Vereador Argemiro Brasil:
assumiu a presidência da Câmara em um dos momentos
mais delicados da política coariense, onde o poder legislativo passa a ser foco das atenções.
Esta semana a Câmara Municipal de Coari voltou a ser foco das atenções dos coarienses. Nas duas sessões que aconteceram centenas de pessoas compareceram à frente do prédio para tentar de alguma forma acompanhar o que acontecia no interior do prédio. Deu tanta gente, que foi necessário a polícia militar interditar a área com a ajuda do DETRAC (Departamento de Trânsito de Coari).

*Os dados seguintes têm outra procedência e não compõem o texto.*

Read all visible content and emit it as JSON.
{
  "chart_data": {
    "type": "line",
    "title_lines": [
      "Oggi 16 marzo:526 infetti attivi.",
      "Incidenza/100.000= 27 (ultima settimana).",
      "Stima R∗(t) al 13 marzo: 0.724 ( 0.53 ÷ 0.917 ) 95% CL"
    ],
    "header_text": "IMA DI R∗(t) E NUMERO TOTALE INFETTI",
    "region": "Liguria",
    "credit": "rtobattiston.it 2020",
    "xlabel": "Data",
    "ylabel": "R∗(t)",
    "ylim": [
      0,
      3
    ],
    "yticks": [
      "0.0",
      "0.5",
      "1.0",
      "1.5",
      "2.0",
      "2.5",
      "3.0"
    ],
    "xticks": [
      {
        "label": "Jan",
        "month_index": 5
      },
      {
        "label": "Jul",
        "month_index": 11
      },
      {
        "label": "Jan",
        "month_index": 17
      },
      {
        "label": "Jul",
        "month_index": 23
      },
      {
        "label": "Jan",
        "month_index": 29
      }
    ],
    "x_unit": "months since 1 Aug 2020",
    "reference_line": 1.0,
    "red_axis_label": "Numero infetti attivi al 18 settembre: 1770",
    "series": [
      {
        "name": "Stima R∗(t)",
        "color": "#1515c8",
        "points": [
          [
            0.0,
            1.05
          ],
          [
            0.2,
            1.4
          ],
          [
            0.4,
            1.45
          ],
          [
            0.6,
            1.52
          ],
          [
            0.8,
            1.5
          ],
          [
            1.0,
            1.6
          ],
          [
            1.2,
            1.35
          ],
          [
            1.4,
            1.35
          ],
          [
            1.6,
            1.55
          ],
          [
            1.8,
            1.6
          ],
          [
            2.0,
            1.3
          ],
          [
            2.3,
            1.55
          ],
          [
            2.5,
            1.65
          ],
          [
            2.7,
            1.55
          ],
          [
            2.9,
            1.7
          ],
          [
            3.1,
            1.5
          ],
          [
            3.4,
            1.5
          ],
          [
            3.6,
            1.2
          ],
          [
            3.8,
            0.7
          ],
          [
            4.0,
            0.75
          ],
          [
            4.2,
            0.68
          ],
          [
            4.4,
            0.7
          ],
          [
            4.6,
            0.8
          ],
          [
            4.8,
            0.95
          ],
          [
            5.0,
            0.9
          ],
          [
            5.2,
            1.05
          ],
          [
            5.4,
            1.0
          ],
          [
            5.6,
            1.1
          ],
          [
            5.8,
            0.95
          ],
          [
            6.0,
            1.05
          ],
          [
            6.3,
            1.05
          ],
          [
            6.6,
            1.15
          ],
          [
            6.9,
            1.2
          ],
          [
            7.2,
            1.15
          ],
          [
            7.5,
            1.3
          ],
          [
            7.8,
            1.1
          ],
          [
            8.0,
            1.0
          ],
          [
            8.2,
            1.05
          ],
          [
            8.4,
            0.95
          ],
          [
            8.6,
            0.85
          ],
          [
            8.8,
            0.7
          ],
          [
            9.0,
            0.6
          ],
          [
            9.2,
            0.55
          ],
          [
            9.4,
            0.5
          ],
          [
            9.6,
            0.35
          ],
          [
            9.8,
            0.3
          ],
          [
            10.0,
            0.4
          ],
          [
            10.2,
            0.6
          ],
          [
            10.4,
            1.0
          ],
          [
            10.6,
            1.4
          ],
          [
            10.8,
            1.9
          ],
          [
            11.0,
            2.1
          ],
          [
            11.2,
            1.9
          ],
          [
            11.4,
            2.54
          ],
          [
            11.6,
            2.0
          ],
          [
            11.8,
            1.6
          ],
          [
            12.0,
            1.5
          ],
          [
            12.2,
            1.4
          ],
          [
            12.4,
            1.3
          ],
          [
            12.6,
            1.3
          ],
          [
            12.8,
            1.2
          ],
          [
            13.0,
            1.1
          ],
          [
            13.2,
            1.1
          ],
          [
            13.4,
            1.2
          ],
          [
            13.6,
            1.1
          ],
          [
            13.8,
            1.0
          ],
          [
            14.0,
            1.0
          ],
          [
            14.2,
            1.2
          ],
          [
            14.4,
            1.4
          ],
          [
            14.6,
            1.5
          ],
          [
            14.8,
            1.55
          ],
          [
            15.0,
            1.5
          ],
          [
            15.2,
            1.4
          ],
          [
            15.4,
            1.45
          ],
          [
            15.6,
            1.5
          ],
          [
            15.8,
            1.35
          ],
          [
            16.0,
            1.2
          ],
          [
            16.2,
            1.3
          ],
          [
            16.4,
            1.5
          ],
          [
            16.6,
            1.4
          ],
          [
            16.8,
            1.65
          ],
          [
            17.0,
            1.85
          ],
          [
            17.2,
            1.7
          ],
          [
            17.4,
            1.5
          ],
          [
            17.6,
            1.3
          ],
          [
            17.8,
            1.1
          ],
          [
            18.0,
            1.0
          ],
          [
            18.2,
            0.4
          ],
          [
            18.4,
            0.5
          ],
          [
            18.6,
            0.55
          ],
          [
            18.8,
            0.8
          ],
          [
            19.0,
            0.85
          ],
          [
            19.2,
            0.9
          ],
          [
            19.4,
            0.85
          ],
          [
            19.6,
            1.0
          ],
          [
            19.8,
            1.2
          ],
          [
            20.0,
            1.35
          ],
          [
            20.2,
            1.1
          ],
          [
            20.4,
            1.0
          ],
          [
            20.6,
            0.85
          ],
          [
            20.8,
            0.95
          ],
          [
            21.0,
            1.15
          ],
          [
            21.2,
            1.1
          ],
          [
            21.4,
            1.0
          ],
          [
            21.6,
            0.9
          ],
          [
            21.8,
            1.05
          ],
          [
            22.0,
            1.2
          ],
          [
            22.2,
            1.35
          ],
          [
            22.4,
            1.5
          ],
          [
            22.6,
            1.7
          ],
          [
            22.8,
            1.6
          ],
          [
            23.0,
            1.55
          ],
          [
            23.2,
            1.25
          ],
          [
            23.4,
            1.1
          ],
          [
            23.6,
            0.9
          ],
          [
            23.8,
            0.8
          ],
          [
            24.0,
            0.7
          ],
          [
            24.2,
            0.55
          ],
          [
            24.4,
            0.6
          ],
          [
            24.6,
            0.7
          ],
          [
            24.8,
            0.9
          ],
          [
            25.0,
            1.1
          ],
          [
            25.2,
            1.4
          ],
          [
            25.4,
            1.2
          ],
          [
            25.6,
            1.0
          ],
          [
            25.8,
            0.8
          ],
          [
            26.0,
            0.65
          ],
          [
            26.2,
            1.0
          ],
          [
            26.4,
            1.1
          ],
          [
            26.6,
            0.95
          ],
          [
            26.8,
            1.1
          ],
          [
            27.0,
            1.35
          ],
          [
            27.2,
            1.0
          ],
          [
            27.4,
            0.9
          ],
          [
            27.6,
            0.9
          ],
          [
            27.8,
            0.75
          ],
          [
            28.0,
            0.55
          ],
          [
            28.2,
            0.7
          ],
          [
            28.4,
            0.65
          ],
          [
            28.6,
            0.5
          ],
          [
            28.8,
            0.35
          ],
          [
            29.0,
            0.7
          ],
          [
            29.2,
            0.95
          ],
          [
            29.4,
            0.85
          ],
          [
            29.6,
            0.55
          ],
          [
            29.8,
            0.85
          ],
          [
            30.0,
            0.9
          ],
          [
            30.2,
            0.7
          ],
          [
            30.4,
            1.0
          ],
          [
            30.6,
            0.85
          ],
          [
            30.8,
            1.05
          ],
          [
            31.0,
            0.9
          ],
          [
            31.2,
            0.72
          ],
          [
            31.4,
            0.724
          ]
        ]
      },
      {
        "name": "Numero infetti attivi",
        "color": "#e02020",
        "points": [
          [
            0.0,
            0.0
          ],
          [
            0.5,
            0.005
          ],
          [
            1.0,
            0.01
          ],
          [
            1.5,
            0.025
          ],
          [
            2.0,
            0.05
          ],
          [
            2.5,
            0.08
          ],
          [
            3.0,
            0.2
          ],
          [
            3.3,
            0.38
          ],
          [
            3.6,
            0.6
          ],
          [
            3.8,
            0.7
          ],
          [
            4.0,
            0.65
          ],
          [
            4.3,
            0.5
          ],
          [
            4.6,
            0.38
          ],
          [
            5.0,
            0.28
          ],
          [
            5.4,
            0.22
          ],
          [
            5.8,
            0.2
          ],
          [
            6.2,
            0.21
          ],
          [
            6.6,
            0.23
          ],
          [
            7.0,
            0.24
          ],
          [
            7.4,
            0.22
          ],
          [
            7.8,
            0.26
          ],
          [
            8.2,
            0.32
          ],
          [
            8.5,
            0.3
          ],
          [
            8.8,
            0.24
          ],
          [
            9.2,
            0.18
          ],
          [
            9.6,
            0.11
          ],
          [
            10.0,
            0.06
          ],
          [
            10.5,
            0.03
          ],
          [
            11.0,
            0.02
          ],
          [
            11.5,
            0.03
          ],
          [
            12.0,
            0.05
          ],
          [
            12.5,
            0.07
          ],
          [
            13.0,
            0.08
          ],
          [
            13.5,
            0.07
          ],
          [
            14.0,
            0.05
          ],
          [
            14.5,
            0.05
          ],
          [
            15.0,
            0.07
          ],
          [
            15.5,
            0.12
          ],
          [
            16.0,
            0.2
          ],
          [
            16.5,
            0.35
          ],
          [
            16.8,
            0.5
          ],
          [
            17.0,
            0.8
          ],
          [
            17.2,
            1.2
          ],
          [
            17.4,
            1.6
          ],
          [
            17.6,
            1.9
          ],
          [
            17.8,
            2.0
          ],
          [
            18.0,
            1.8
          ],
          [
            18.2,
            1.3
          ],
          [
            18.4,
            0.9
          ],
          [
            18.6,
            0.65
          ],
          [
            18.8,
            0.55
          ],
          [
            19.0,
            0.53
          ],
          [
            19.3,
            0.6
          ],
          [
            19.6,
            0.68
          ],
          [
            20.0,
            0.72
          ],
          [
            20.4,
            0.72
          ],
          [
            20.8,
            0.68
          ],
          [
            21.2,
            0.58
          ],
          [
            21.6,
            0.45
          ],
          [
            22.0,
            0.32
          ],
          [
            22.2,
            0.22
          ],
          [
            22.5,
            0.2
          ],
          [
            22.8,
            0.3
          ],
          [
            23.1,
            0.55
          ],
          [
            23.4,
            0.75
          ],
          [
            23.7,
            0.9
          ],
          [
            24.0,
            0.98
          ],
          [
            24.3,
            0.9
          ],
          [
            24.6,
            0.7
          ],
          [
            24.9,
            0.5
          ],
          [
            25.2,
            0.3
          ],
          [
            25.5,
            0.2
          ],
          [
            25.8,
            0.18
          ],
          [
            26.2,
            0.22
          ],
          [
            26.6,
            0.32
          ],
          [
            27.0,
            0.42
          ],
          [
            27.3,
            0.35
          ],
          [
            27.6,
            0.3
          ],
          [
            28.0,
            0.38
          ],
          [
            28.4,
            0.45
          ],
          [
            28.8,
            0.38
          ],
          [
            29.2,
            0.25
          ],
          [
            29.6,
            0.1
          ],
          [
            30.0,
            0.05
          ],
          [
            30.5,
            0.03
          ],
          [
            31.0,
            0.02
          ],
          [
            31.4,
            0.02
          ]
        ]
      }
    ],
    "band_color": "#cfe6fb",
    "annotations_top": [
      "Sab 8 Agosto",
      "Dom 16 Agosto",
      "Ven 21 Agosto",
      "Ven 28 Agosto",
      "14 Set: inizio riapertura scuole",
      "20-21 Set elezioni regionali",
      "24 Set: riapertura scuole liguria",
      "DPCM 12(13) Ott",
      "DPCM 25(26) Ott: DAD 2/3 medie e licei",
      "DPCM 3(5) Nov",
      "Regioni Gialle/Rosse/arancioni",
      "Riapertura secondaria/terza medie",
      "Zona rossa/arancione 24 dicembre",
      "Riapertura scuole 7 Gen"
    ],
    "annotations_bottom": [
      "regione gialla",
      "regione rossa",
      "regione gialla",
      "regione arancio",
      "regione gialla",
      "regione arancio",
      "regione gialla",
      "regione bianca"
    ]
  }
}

A expectativa era que fosse dado entrada em um requerimento para a abertura de uma Comissão de Investigação da Câmara, que trabalharia para desvendar se havia ou não irregularidades em torno das denúncias de empenhos altíssimos e de licitações direcionadas pelo chefe do executivo municipal, prefeito Arnaldo Mitouso. O autor do pedido seria do vereador Vicente do Zito, que gerou a expectativa em torno do pedido da criação da comissão. Vicente não deu entrada, preferiu primeiro obter informações.
REQUERIMENTOS
Foram vários os requerimentos que tanto Vicente do Zito, quanto o vereador Emídio Neto deram entrada durante os dois dias, pedindo informações desde os critérios da pintura do telhado do Auditório Municipal que seria suficiente para construir outro auditório (segundo Vicente do Zito em seu requerimento) até o detalhamento das licitações da empresa que ganhou os aluguéis de máquinas pesadas pela bagatela de quase 15 milhões de reais. Os requerimentos aprovados por todos, vão chegar as mãos do chefe do executivo que tem 15 dias para responder.
OPOSIÇÃO OU SITUAÇÃO?
Fotos publicadas em informativo da prefeitura de Coari, comportamento no plenário e manifestação ou a falta dela em público vai formando a opiniãos dos coarienses sobre o comportamento político dos vereadores. Afinal de contas, há ou não um apoio a base aliada de Arnaldo? Quantos seriam os vereadores de oposição e de situação? Quantos estariam em cima do muro na questão política local? São indagações que vão tomando de conta das rodas de conversa, dos diálogos nas famílias.
Em uma foto publicada no folhetim o Progresso três vereadores participaram da inauguração polêmica do "tapa-buraco" do contorno. Caminham juntos com Arnaldo na foto: Miguel, Clemilton e Anacleto Fernandes. De Brasília, Arnaldo através de telefonema agradeceu na rádio 7 vereadores, deixando de fora três. Mas uma coisa chamou a atenção na última terça-feira. Na hora de votar o requerimento de Emídio, onde a Câmara Municipal de Coari cancelaria a mudança no nome do Centro Comunitário Maria Olinda para Professora Irene após uma reforma o posicionamento dos vereadores ficou assim: votaram com Emídio os vereadores Marcio Oliveira, Miguel Corrêa e Vicente do Zito. Votaram contra o pedido: Iran Medeiros, Adanamar Maciel e Anacleto Fernades. Como a votação ficou 4 a 1 o requerimento foi aprovado e o mudança de nome ficou desautorisada até o prefeito enviar mensagem pedindo a aprovação da Câmara para a mudança do nome do prédio público. Clemilton pediu licença médica por 3 dias e não participou das sessões desta semana e Dr. Natanael estava viajando.
O POSICIONAMENTO DO PRESIDENTE
O presidente da casa, vereador Argemiro Brasil reafirma que a câmara tem aprovado todos os requerimentos que pedem a fiscalização do poder executivo, e que o posicionamento oficial da casa é votar o que for para benefício da população. Argemiro, como presidente, não vota nas sessões normais. É dele o voto de minerva que desempataria quando houvesse uma situação que exigisse. O poder legislativo em Coari controla um orçamento anual que chega a comparar-se com muitos pequenos municípios do interior do Estado do Amazonas. A população cada vez mais comenta o posicionamento dos vereadores, apesar das eleições municipais ainda estarem muito distantes.